I finally sat down today and took advice from Kbahey 2bits. He has an article mentioning that fixing the low hanging fruit is often 80% of optimization a site. I noticed a single query on certain pages were causing page generation times of 2.5 seconds instead of 300 ms. By changing a couple of lines of code, I have increased the speed on these pages greatly. Now I don't have to worry about trying to hide the problem by having these pages cached through eternity.
On my main page, I was having a similar problem. With AuthCache/Memcache, if you didn't get the first hit, you received a fast page. But new content is generated pretty often and if you were the unlucky person to receive an uncached page, the page was taking 2-3 seconds to generate. Many of these people would simply bounce away.
By modifying the database calls, I've reduced the page generation time to about 300 ms. I'll admit that it took a lot of trial and error since I'm not a programmer, but fixing these slow database calls was well worth the time.

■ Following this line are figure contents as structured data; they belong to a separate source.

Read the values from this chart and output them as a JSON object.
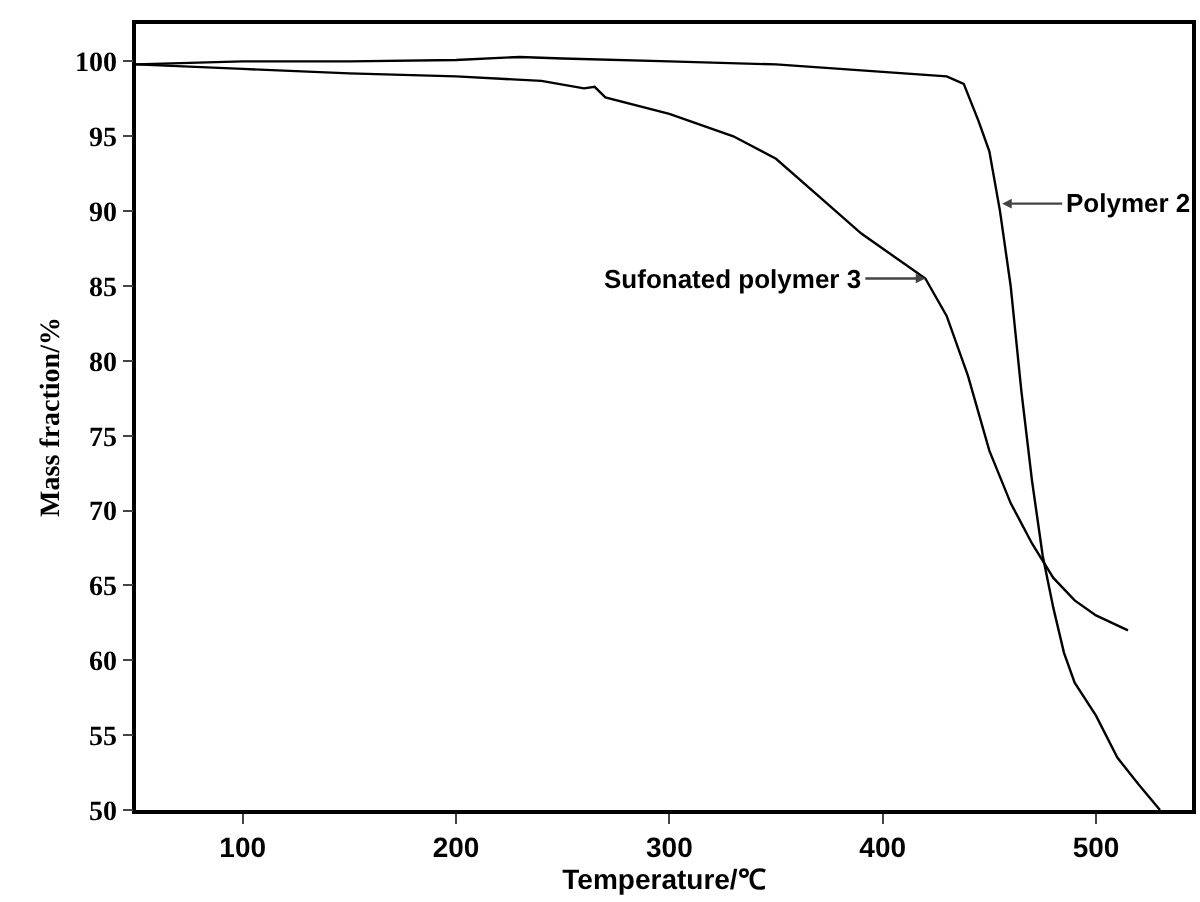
{
  "chart_data": {
    "type": "line",
    "xlabel": "Temperature/℃",
    "ylabel": "Mass fraction/%",
    "series": [
      {
        "color": "#000000",
        "x": [
          50,
          100,
          150,
          200,
          230,
          250,
          300,
          350,
          400,
          430,
          438,
          445,
          450,
          455,
          460,
          465,
          470,
          475,
          480,
          485,
          490,
          500,
          510,
          520,
          530
        ],
        "values": [
          99.8,
          100,
          100,
          100.1,
          100.3,
          100.2,
          100,
          99.8,
          99.3,
          99,
          98.5,
          96,
          94,
          90,
          85,
          78,
          72,
          67,
          63.5,
          60.5,
          58.5,
          56.3,
          53.5,
          51.7,
          50
        ]
      },
      {
        "color": "#000000",
        "x": [
          50,
          100,
          150,
          200,
          240,
          260,
          265,
          270,
          300,
          330,
          350,
          370,
          390,
          410,
          420,
          430,
          440,
          450,
          460,
          470,
          480,
          490,
          500,
          515
        ],
        "values": [
          99.8,
          99.5,
          99.2,
          99,
          98.7,
          98.2,
          98.3,
          97.6,
          96.5,
          95,
          93.5,
          91,
          88.5,
          86.5,
          85.5,
          83,
          79,
          74,
          70.5,
          67.8,
          65.5,
          64,
          63,
          62
        ]
      }
    ],
    "annotations": [
      {
        "text": "Polymer 2",
        "x": 456,
        "y": 90.5
      },
      {
        "text": "Sufonated polymer 3",
        "x": 420,
        "y": 85.5
      }
    ],
    "xlim": [
      50,
      545
    ],
    "ylim": [
      50,
      102.5
    ],
    "xticks": [
      100,
      200,
      300,
      400,
      500
    ],
    "yticks": [
      50,
      55,
      60,
      65,
      70,
      75,
      80,
      85,
      90,
      95,
      100
    ],
    "grid": false,
    "marker": "none",
    "line_style": "solid"
  }
}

The other great thing about having your system firing on all cylinders is that server load goes down. So not only are your queries running faster due to tuning, but because the load is lower it has a cascading effect. Not only are the slow queries gone, but with the CPU load down you pick up a slight speed boost as well.
So again, thank you to everyone on this forum. For the first time in 6 months, I actually have a site that is serving pages at a rate that users expect on the Internet today. Obviously this means lower bounce rates and all that comes with the greater speed.
Modifying code is not a good
Modifying code is not a good option, because it would be quite difficult to update the core to a newer version or install extension. You should use EXPLAIN in MySQL to find out why queries are slow and optimize their speed with right indexes. Also database tuning is absolutely required when you have troubles with data. Take a look here: http://drupalperformanceblog.com/drupal-performance-tips (Database tuning section).
Modifying Code
I modified the code on non-core modules. Although certain modules, such as block cacher alter, do requires patches to the core.